As Dhaka city rushes into the future with more and more infrastructure projects, one thing becomes clear.
There is simply not enough greenery in the city.
Sadly, not only are we not planting enough trees, we are failing to protect the ones we already have.
Debdaru trees along Gulshan Avenue, which were planted by Dhaka North City Corporation as part of a commendable beautification project, have now been irreparably damaged by the reckless actions of repair workers.
It seems that whenever the city embarks on renovation or repair work, the trees end up as collateral damage.
This cannot go on: We need to prioritise on greenery for a truly sustainable Dhaka.
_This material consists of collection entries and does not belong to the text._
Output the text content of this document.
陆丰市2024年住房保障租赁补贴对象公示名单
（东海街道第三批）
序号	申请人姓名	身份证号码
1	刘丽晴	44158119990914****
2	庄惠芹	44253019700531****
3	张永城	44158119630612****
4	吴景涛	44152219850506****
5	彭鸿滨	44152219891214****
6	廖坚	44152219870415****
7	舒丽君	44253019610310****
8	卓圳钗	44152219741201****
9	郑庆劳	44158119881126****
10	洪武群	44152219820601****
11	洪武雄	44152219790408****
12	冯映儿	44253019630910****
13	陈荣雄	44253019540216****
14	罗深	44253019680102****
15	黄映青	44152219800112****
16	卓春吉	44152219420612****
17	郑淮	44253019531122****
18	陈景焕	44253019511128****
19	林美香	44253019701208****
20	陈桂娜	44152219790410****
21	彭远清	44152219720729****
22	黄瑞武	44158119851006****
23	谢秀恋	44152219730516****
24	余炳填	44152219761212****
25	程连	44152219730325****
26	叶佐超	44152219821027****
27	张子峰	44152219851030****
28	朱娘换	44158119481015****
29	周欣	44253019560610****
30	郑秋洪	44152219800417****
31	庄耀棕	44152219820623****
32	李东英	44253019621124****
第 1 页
For the past few years, Dhaka has consistently earned the unenviable distinction of being known as one of the world’s least liveable cities, in spite of its economic dynamism.
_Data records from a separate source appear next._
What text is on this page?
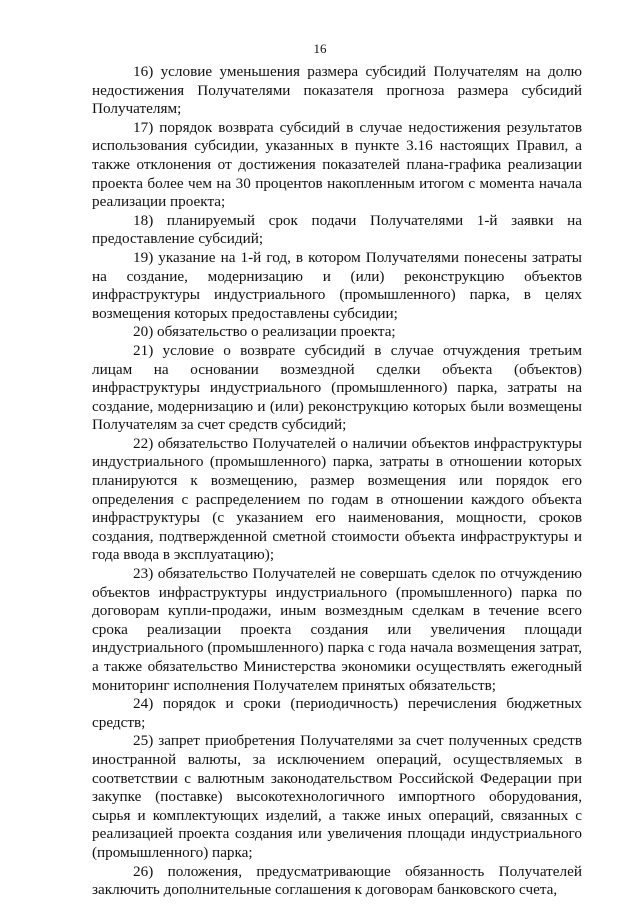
16

16) условие уменьшения размера субсидий Получателям на долю недостижения Получателями показателя прогноза размера субсидий Получателям;

17) порядок возврата субсидий в случае недостижения результатов использования субсидии, указанных в пункте 3.16 настоящих Правил, а также отклонения от достижения показателей плана-графика реализации проекта более чем на 30 процентов накопленным итогом с момента начала реализации проекта;

18) планируемый срок подачи Получателями 1-й заявки на предоставление субсидий;

19) указание на 1-й год, в котором Получателями понесены затраты на создание, модернизацию и (или) реконструкцию объектов инфраструктуры индустриального (промышленного) парка, в целях возмещения которых предоставлены субсидии;

20) обязательство о реализации проекта;

21) условие о возврате субсидий в случае отчуждения третьим лицам на основании возмездной сделки объекта (объектов) инфраструктуры индустриального (промышленного) парка, затраты на создание, модернизацию и (или) реконструкцию которых были возмещены Получателям за счет средств субсидий;

22) обязательство Получателей о наличии объектов инфраструктуры индустриального (промышленного) парка, затраты в отношении которых планируются к возмещению, размер возмещения или порядок его определения с распределением по годам в отношении каждого объекта инфраструктуры (с указанием его наименования, мощности, сроков создания, подтвержденной сметной стоимости объекта инфраструктуры и года ввода в эксплуатацию);

23) обязательство Получателей не совершать сделок по отчуждению объектов инфраструктуры индустриального (промышленного) парка по договорам купли-продажи, иным возмездным сделкам в течение всего срока реализации проекта создания или увеличения площади индустриального (промышленного) парка с года начала возмещения затрат, а также обязательство Министерства экономики осуществлять ежегодный мониторинг исполнения Получателем принятых обязательств;

24) порядок и сроки (периодичность) перечисления бюджетных средств;

25) запрет приобретения Получателями за счет полученных средств иностранной валюты, за исключением операций, осуществляемых в соответствии с валютным законодательством Российской Федерации при закупке (поставке) высокотехнологичного импортного оборудования, сырья и комплектующих изделий, а также иных операций, связанных с реализацией проекта создания или увеличения площади индустриального (промышленного) парка;

26) положения, предусматривающие обязанность Получателей заключить дополнительные соглашения к договорам банковского счета,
But we must do better -- though it may sound like a far cry, the goal in mind should be to make Dhaka a garden city.
In this respect, we would do well to follow the example of Singapore, a leading global city that has exhibited tremendous economic growth in the past decades, but has never neglected the importance of planting trees around the city.
Singapore is proof that economic growth does not have to come at the cost of the environment.
The solution is to make it a priority to plant trees everywhere -- these trees will help residents of Dhaka in incalculable ways, from soaking up the air pollution to reducing temperature, to preventing flooding.
Trees should, then, be a central part of the vision for a clean and liveable Dhaka city.